Unfortunately, identity theft isn’t just something adults experience. A recent FTC news release cited one study estimating that more than 140,000 instances of child identity fraud are perpetrated every year. It also reported that in a survey of children enrolled in an identity protection service, 10 percent had loans, credit and utility accounts tied to their Social Security Numbers.
Children are easy bait since child ID theft may go undetected for years. Most parents apply for a Social Security Number after a new baby is born, and a Social Security Number is all that’s required to open most credit accounts. It could be years until a child applies for credit in his/her own name – years that allow identity theft to go undetected. And that could create serious consequences.
So how do you know if your child is being targeted? Here are five possible indicators:
- Social Security: Is your child receiving pre-approved credit card offers or bills in his name?
- Check for a credit record: Since minors aren’t allowed to open lines of credit, children don’t normally have credit histories. Parents can check for fraud by writing to the credit reporting companies to see if there has been a credit record established in a child’s name or Social Security Number. Just be cautious, because ordering a credit report, particularly if you do it more than once, may create a file in that child’s name. This will make it difficult to check if actual fraud has happened later on.

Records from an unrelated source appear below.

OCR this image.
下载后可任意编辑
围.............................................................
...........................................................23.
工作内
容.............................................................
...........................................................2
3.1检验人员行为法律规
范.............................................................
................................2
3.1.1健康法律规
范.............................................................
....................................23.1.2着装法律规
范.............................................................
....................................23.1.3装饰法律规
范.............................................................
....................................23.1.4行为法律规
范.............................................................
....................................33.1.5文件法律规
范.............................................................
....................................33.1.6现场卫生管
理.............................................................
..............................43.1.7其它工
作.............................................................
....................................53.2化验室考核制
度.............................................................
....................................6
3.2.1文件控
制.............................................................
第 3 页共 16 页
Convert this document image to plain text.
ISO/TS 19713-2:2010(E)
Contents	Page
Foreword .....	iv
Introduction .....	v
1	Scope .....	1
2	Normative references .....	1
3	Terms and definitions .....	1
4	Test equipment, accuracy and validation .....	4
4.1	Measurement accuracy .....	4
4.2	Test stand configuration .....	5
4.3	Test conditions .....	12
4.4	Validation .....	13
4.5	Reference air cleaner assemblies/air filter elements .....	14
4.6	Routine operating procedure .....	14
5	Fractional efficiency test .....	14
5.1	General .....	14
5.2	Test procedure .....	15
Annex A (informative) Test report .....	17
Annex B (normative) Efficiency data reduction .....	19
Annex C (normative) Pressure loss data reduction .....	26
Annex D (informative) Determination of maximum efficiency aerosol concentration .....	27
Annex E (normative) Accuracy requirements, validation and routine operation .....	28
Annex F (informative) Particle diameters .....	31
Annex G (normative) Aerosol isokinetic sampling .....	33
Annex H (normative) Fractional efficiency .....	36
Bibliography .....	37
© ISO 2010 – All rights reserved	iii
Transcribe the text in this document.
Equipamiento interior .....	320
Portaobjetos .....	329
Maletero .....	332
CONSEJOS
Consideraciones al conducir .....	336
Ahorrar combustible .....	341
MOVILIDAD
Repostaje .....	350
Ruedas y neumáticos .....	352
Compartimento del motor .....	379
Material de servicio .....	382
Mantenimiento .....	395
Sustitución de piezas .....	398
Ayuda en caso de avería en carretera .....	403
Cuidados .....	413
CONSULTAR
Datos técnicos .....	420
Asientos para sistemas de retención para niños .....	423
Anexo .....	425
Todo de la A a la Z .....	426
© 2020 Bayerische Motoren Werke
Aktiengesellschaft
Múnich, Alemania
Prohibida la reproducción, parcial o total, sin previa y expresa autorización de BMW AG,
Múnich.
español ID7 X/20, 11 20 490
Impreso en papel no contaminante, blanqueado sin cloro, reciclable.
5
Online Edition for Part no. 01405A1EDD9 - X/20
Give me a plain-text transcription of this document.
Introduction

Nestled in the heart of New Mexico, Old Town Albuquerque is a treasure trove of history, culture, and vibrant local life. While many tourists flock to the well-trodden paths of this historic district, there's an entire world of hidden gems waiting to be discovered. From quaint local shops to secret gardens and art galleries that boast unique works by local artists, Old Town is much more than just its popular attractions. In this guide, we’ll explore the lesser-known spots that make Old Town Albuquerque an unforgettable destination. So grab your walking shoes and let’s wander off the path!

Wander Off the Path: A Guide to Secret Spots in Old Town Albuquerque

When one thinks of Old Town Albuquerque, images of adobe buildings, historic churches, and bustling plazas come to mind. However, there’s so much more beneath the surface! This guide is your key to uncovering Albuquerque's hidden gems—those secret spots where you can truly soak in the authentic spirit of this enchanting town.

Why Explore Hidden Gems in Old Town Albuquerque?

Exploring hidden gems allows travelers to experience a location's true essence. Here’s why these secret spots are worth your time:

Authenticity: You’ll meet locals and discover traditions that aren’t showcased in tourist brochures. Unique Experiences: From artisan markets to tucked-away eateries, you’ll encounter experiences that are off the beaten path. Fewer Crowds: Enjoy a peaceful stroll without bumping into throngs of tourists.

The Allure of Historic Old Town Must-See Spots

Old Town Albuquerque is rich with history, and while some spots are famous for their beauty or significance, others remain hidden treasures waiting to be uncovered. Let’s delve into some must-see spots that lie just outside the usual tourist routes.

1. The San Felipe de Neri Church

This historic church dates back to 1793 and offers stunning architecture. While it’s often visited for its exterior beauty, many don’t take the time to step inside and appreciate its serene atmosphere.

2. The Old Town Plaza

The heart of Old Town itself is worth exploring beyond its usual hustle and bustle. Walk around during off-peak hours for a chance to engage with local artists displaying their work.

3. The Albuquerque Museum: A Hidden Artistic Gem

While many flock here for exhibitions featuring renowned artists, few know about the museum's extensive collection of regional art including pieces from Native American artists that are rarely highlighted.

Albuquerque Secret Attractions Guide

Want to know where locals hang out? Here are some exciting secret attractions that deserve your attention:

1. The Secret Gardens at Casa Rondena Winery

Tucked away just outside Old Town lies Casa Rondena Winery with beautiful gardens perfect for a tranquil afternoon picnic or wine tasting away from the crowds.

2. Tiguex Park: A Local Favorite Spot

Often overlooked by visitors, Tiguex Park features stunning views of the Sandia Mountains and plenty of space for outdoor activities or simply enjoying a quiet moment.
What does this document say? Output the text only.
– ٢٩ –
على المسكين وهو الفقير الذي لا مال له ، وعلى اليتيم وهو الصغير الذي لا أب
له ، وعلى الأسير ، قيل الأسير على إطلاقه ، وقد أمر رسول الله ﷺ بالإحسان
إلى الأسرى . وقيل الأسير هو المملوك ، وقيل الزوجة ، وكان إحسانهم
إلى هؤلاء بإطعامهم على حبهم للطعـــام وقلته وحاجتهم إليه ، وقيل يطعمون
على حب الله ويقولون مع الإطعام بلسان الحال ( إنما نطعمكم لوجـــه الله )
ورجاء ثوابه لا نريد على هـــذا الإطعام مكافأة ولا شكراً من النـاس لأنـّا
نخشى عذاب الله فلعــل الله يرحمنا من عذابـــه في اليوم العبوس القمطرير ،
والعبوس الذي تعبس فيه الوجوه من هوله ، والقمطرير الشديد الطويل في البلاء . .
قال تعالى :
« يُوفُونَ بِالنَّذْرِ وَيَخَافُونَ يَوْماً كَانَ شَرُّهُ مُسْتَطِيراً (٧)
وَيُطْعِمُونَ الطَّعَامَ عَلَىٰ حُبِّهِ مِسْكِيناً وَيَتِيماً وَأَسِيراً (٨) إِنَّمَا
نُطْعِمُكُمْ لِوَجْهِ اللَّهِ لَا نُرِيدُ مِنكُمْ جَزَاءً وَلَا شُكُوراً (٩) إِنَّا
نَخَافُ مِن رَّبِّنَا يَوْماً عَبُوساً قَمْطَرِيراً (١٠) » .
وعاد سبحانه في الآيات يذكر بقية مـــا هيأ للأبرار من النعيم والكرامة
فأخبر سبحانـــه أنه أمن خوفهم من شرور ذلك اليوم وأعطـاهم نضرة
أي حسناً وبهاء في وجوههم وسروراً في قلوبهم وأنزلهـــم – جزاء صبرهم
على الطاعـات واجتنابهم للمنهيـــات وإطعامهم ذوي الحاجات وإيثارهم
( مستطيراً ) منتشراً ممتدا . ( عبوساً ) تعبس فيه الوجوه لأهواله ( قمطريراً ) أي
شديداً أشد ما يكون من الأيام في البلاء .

- How necessary is it: Must you provide a child’s identity information when many institutions and companies lack the resources to protect it? To protect children against ID theft, parents must be extra-vigilant when giving out a child’s Social Security Number.
- Protect data: Shred all documents you don’t need that contain personal information with your child’s data on it to protect your child’s identity. It’s not necessary to carry around a child’s Social Security Numbers.
- A new Social Security Number: Getting a new Social Security Number if fraud occurs may not solve all your problems. It could be challenging to verify that all legitimate records associated with a child – including school and medical records – are transferred cleanly and completely over to a new number. Use this only as a last resort.
If your kids are college-aged, they’re also vulnerable to child ID theft. College students may not be as aware of identity theft as older adults, who are used to double-checking statements and shredding documents, so they may let their guard down. For example, sensitive mail, with identity details or credit card offers, can be misplaced and read by anyone in a college dormitory. Some identity thieves stake out dumpsters behind college dorm rooms, in hopes of finding pre-approved credit card offers.